Attaqué à son tour, Maxime Lombardini, le directeur général de Free, s’est contenté de réponses simples, posées. Free n’aide pas l’industrie du cinéma ? "Notre modèle n’est pas d’être éditeur, mais des transporteurs", se borne t-il à répéter. Oubliant de préciser au passage que le service de VOD de Free est le premier en France par le chiffre d’affaires, mais il est vrai que la filiale d’Iliad ne produit pas de programmes ni n’édite de chaînes, contrairement à Orange.

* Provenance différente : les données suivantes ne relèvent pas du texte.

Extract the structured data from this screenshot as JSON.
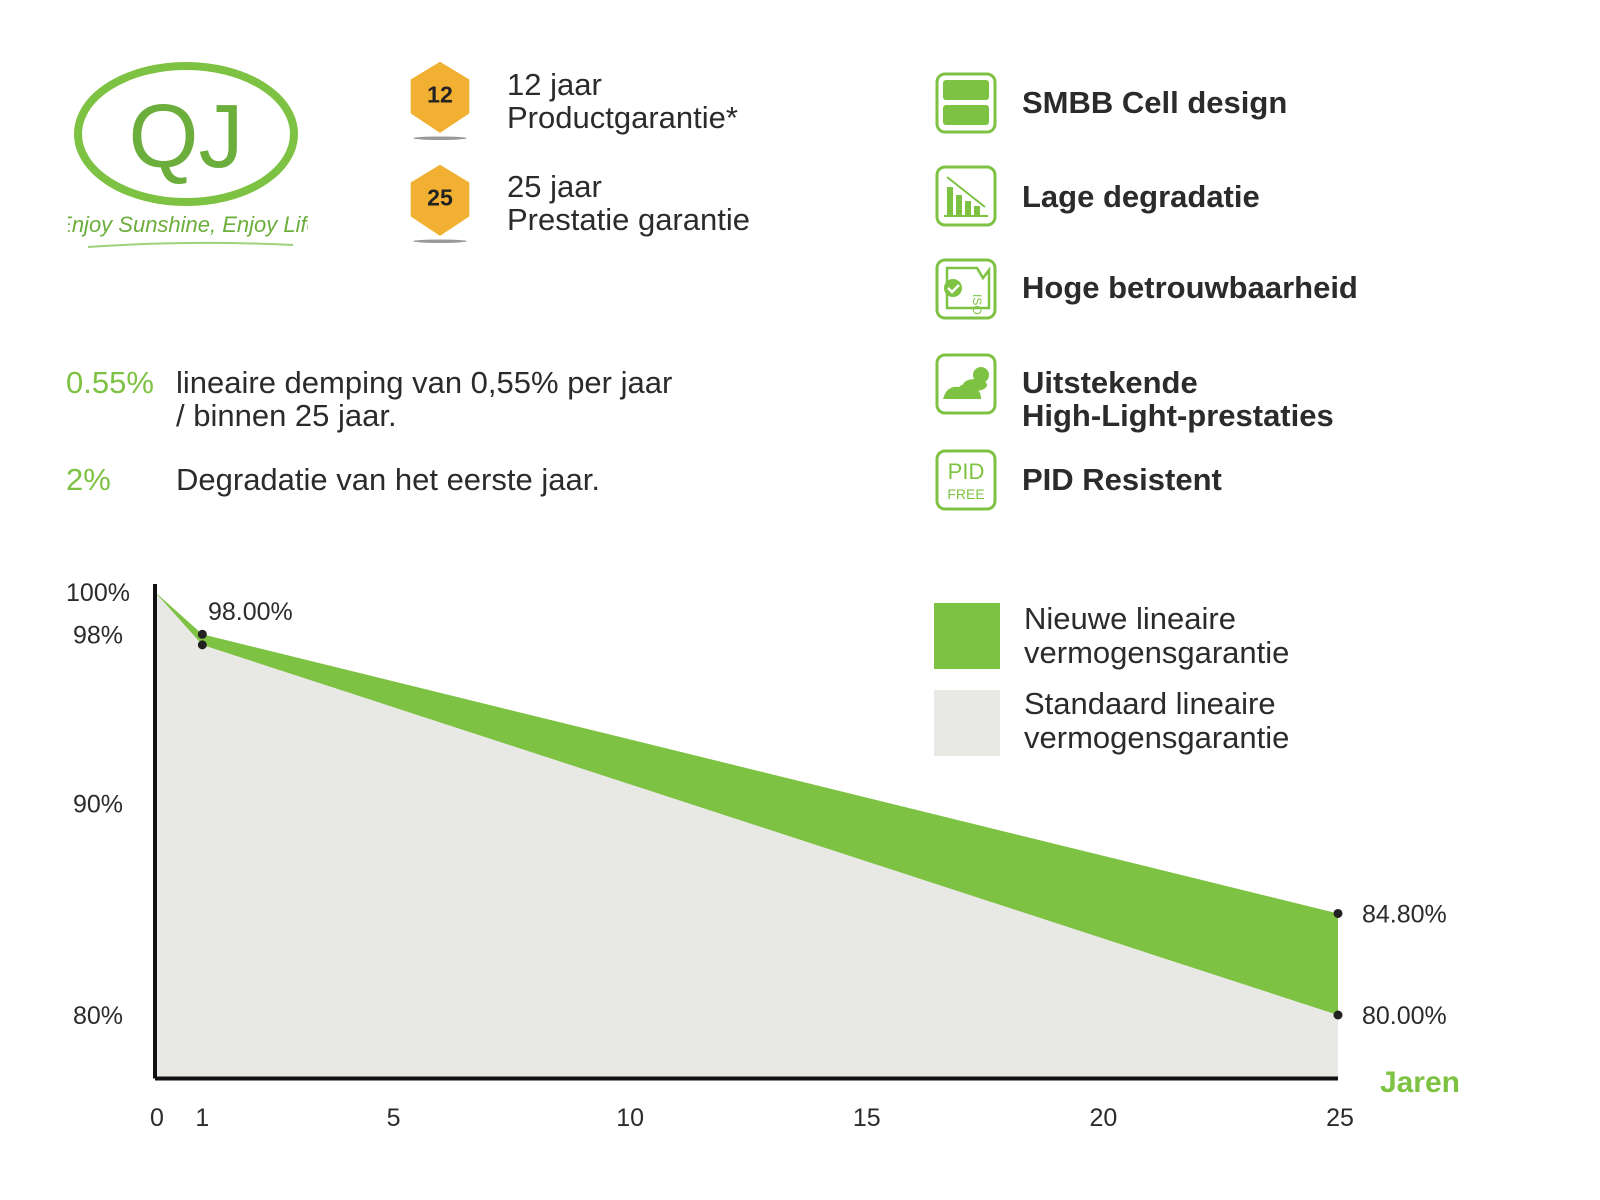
{
  "logo": {
    "text": "QJ",
    "tagline": "Enjoy Sunshine, Enjoy Life"
  },
  "warranties": [
    {
      "badge": "12",
      "line1": "12 jaar",
      "line2": "Productgarantie*"
    },
    {
      "badge": "25",
      "line1": "25 jaar",
      "line2": "Prestatie garantie"
    }
  ],
  "features": [
    {
      "icon": "cell-design-icon",
      "label": "SMBB Cell design"
    },
    {
      "icon": "degradation-chart-icon",
      "label": "Lage degradatie"
    },
    {
      "icon": "iso-certificate-icon",
      "label": "Hoge betrouwbaarheid"
    },
    {
      "icon": "cloud-sun-icon",
      "label": "Uitstekende\nHigh-Light-prestaties",
      "line1": "Uitstekende",
      "line2": "High-Light-prestaties"
    },
    {
      "icon": "pid-free-icon",
      "label": "PID Resistent",
      "icon_text1": "PID",
      "icon_text2": "FREE"
    }
  ],
  "stats": [
    {
      "value": "0.55%",
      "line1": "lineaire demping van 0,55% per jaar",
      "line2": "/ binnen 25 jaar."
    },
    {
      "value": "2%",
      "line1": "Degradatie van het eerste jaar."
    }
  ],
  "colors": {
    "green": "#7dc242",
    "grey": "#e8e8e4",
    "badge": "#f2b033",
    "text": "#2b2b2b"
  },
  "chart_data": {
    "type": "area",
    "xlabel": "Jaren",
    "ylabel": "",
    "xlim": [
      0,
      25
    ],
    "ylim": [
      77,
      100
    ],
    "x_ticks": [
      "0",
      "1",
      "5",
      "10",
      "15",
      "20",
      "25"
    ],
    "y_ticks": [
      "100%",
      "98%",
      "90%",
      "80%"
    ],
    "grid": false,
    "legend_position": "right",
    "series": [
      {
        "name": "Nieuwe lineaire vermogensgarantie",
        "name_line1": "Nieuwe lineaire",
        "name_line2": "vermogensgarantie",
        "color": "#7dc242",
        "x": [
          0,
          1,
          25
        ],
        "y": [
          100,
          98.0,
          84.8
        ]
      },
      {
        "name": "Standaard lineaire vermogensgarantie",
        "name_line1": "Standaard lineaire",
        "name_line2": "vermogensgarantie",
        "color": "#e8e8e4",
        "x": [
          0,
          1,
          25
        ],
        "y": [
          100,
          97.5,
          80.0
        ]
      }
    ],
    "annotations": [
      "98.00%",
      "84.80%",
      "80.00%"
    ]
  }
}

Dans le public, certains ont du mal à retenir leur indignation sur les idées rétrogrades qui fusent chaque fois que les modérateurs du débat ou un producteur prend la parole. De mémoire de journaliste, les premiers débats de l’industrie de la musique, pour faire une comparaison, n’avaient pas atteint un tel niveau d’aveuglement. Et pour tenter de leur redonner la vue, un étudiant prend la parole dans le public : "Vous écartez le téléchargement mais ma génération a un rapport à la culture different, c’est une réalité qu’il ne faut pas nier". Un message évident qui n’est pas plus entendu. Et les choses empirent encore jusqu’à cette conclusion hallucinante de Radu Mihaileanu : "Internet en tant que zone de non droit, est un signe de maladie d’une société". Rendez-vous l’année prochaine. Un an de plus sera écoulé, il sera temps alors de mesurer les progrès.